I am like any other human and I can focus on my past mistakes. I’ve made some massive ones in my lifetime. I am not the best person of letting go of the choices I made and the regret that followed it. I simply take a long time to get over the hurts in my life. Letting go of past hurts, mistakes and regrets is a process that only you can solve.
Answer me this. If you could delete your past mistakes would you be willing to delete the best parts of yourself? The lessons we learn along the way make us who we really are. The transcendent moments in life make us who we really are on every level.
I’ve messed up big time but I think that’s ok I want to end up loving the mistakes I have made because they have made me who I am. I want to have acceptance and to build on the ‘baggage’ that makes me, me. I want to learn how to love and accept myself. The good, the bad and the ugly.
Perfection isn’t attainable so why torture yourself over things you can’t change? You can only grow from them, learn from them and build on the foundations of your failure, stronger each time your progress is torn down.
I use my past mistakes and failures as motivation to improve and evolve as a person. I don’t want to carry my mistakes around forever but I know the lessons learnt I will carry.
Mistakes are what make us human and we sometimes have to learn the hard way. Mum’s are normally right, but we need the pain to learn sometimes. Be kind to yourself, you are more than allowed to mess up and be broken sometimes by the events and choices in life.
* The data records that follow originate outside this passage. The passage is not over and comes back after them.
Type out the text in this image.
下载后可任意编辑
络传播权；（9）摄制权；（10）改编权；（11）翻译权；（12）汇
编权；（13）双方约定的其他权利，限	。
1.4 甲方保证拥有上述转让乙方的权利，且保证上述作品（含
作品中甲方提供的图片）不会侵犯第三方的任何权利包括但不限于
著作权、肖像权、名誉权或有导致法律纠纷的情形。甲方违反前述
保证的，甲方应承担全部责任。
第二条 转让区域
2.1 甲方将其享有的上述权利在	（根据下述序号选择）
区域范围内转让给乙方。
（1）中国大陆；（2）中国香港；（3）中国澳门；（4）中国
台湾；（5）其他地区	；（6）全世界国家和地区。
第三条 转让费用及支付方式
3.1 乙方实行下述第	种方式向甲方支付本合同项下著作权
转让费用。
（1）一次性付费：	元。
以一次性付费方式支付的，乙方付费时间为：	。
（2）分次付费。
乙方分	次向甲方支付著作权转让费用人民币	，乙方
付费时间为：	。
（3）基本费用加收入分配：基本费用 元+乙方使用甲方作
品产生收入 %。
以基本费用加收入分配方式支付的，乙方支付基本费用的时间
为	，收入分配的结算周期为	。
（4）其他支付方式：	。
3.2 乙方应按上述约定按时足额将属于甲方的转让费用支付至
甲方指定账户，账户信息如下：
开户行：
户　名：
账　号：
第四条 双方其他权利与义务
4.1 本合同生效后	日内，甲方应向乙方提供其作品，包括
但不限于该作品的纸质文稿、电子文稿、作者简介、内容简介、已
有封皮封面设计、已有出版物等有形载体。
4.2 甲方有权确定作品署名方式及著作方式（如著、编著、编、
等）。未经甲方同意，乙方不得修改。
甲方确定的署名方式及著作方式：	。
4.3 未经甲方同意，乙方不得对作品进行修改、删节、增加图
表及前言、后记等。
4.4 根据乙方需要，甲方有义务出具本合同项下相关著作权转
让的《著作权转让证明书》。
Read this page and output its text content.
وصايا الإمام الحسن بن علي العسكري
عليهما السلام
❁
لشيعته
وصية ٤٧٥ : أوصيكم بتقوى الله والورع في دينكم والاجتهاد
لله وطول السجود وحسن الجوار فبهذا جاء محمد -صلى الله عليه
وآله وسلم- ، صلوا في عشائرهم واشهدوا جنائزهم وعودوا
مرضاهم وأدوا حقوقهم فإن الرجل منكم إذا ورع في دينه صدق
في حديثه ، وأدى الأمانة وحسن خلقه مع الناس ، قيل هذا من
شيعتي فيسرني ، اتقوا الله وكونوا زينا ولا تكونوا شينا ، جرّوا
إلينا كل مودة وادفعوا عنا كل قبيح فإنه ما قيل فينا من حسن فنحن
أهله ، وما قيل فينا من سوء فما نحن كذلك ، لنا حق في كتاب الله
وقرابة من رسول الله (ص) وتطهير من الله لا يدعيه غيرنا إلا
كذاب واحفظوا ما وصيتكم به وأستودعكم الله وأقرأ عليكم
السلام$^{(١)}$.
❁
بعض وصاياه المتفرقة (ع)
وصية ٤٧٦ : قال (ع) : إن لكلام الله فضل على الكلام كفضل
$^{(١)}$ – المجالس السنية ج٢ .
When I think of this I think about pebbles in a river or the sea. Pebbles are bashed, chipped and tumbled together countless times. The end result is a smooth, sometimes shiny pebble with soft edges and a tactile exterior. As humans, we are like pebbles, sometimes you get bashed and broken but eventually, you come out of the storm slightly smoother and closer to the person you are supposed to be. People in the short term might hurt you and push you to your absolute limits but in the long run, you become the pebble you were meant to be.